魔女とは言っても、性別は男だったらしいが。
魔女狩りの盛んだった中世では、男女関係なく対象を魔女と呼んでいたらしい。
へーぼくまじょなのーと相槌を打ったら、おめーは魔女じゃあねえ古い知識を持ってた頭のいい男だったがそれは当時の教会にとっては異端者つまり魔女であり社会的に冷遇され云々かんぬん。
じゃあ大体魔女じゃあないか。
話をややこしくするやつだ。
それでもってそんな彼は、社会に害悪をもたらす魔女をとっ捕まえて、例の魔女裁判にかける審問官だったということだ。
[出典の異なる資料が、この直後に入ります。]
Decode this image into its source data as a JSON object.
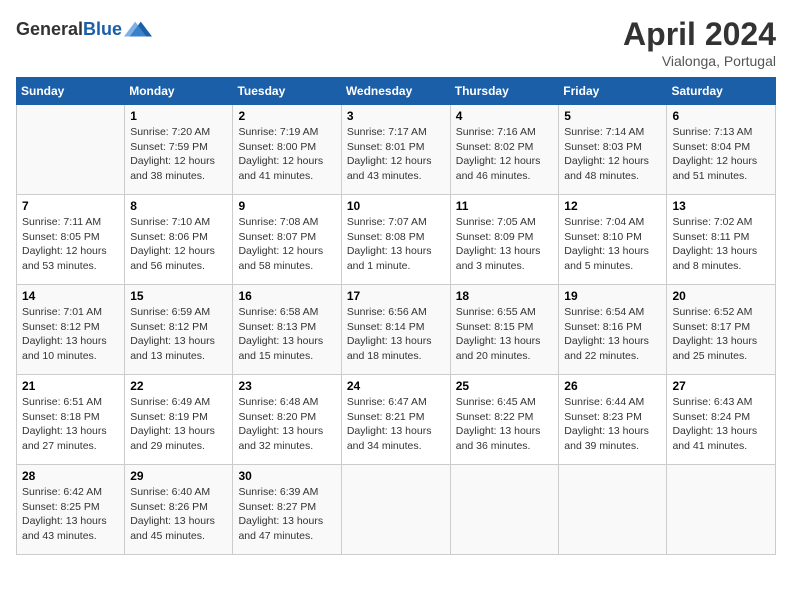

硬派ななりをしているくせに、ファンタジーとか転生とか禁断の恋とかが好きなんて、本当に変わったやつだ。

 

彼が話す前世の話は、全体で整合性が取れていて、フィクションとして聞く分にはなかなか面白い。
小説でも書けばいいのに。
そう言うと、
「これは俺とお前の大事な記憶だ。大衆に知らしめることじゃあねえ」
と怒られた。
当然のように僕を混ぜてくるのは止めていただきたい。
僕にはその記憶はありません。
前世の彼は、審問官なのに魔女の僕と恋をして、だけど僕が拷問で殺されるのを助けられなくて、それをずっと悔いていたらしい。
ついには、死んだ僕をよみがえらせようとして、それこそ正義に反する黒魔術に手を出したともいう。
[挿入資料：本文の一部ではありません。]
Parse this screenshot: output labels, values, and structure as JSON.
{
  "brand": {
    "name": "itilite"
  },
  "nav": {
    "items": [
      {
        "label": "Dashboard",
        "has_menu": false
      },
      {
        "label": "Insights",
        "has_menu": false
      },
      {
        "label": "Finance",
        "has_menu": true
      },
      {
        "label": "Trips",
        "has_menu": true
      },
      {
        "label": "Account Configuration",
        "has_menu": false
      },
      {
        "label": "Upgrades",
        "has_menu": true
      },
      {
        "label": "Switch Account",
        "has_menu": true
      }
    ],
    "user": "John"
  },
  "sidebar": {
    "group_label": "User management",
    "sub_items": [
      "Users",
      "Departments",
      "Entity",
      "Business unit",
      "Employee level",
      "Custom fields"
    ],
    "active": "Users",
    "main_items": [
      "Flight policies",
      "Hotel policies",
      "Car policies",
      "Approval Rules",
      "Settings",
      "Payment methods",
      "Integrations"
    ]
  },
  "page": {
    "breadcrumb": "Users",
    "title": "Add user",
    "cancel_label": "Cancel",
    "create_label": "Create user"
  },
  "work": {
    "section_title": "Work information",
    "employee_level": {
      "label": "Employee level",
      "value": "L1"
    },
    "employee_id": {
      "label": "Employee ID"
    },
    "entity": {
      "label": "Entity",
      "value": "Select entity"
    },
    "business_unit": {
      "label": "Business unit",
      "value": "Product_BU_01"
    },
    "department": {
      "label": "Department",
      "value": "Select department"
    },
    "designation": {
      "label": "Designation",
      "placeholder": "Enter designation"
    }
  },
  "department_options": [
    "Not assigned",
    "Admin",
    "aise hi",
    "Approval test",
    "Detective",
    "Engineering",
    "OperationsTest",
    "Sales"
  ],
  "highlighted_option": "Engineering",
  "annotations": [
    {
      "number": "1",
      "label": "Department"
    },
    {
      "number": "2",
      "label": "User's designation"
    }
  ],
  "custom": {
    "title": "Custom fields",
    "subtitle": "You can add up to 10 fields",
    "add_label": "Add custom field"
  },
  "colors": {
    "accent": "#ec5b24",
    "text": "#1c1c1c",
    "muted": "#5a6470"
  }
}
でもうまくいかなくて、捕まって非業の死を遂げたのだそうだ。
「何故その後、この時代に生まれ変わってきたのかは謎だ。だが、あの教会は転生を認めていなかった。そこから外れることで、逆に輪廻の輪に入ったんじゃあねえかと俺は思ってる」
そういうファンタジーやメルヘンは以下略。
理由は分からないが今の世に転生した彼は、物心ついたときからずっと僕を探していたらしい。
そしてついに見つけたのだから、伴侶になるのが当たり前だと思っているようだ。
そんな都合は全く知らないので、いい迷惑である。
ディオ(誰それ?)もいないのだから、二人で幸せになる定めにあるとか何とか、年がら年中電波なことを言い散らかしている彼と、それでも友人であるのは、彼の顔とか、まぶしいほど堂々とした佇まいとか、自分の信念を曲げずに道を切り開いて進んでいくところとか、そのくせ実はとても優しく他人に分け隔てないところとか、後はあの、きらきら光る透き通った両の目とか、その辺を好ましく思っているからだ。
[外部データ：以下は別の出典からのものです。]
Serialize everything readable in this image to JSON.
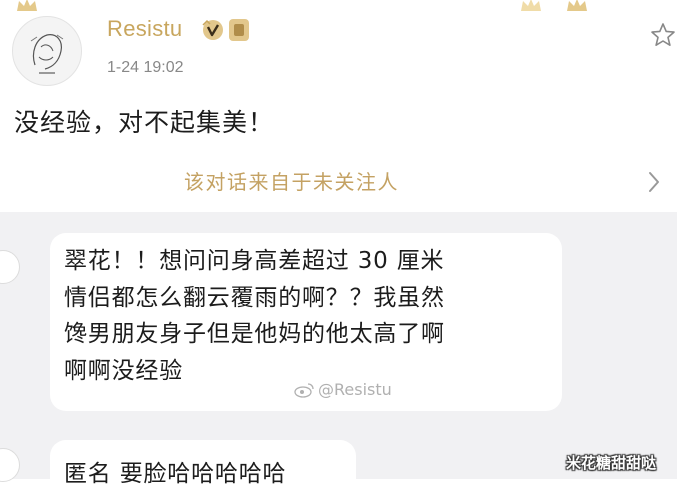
{
  "post": {
    "username": "Resistu",
    "timestamp": "1-24 19:02",
    "text": "没经验，对不起集美！"
  },
  "notice": {
    "text": "该对话来自于未关注人"
  },
  "messages": [
    {
      "lines": [
        "翠花！！想问问身高差超过 30 厘米",
        "情侣都怎么翻云覆雨的啊？？我虽然",
        "馋男朋友身子但是他妈的他太高了啊",
        "啊啊没经验"
      ]
    },
    {
      "lines": [
        "匿名 要脸哈哈哈哈哈"
      ]
    }
  ],
  "watermarks": {
    "center": "@Resistu",
    "corner": "米花糖甜甜哒"
  },
  "colors": {
    "accent_gold": "#c4a263",
    "chat_background": "#f1f1f3",
    "bubble": "#ffffff"
  },
  "icons": {
    "favorite": "star-icon",
    "more": "chevron-right-icon",
    "verified": "v-badge-icon",
    "weibo": "weibo-icon"
  }
}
僕は彼の空想を全く信じていないのだから、彼が僕の向こうに『前世の僕』を透かして見ているような感じがして、ちょっと気分が悪いのは気のせいだ。
もし彼が、前世とやらの話を持ち出してこずにお付き合いを申し込んでくるならば、まあ考えないでもないんだけど、それはまだ伏せて、僕は今日も、彼の摩訶不思議な前世ストーリーに耳を傾けるのだ。
お話として聞いているだけには本当に面白いし。うん。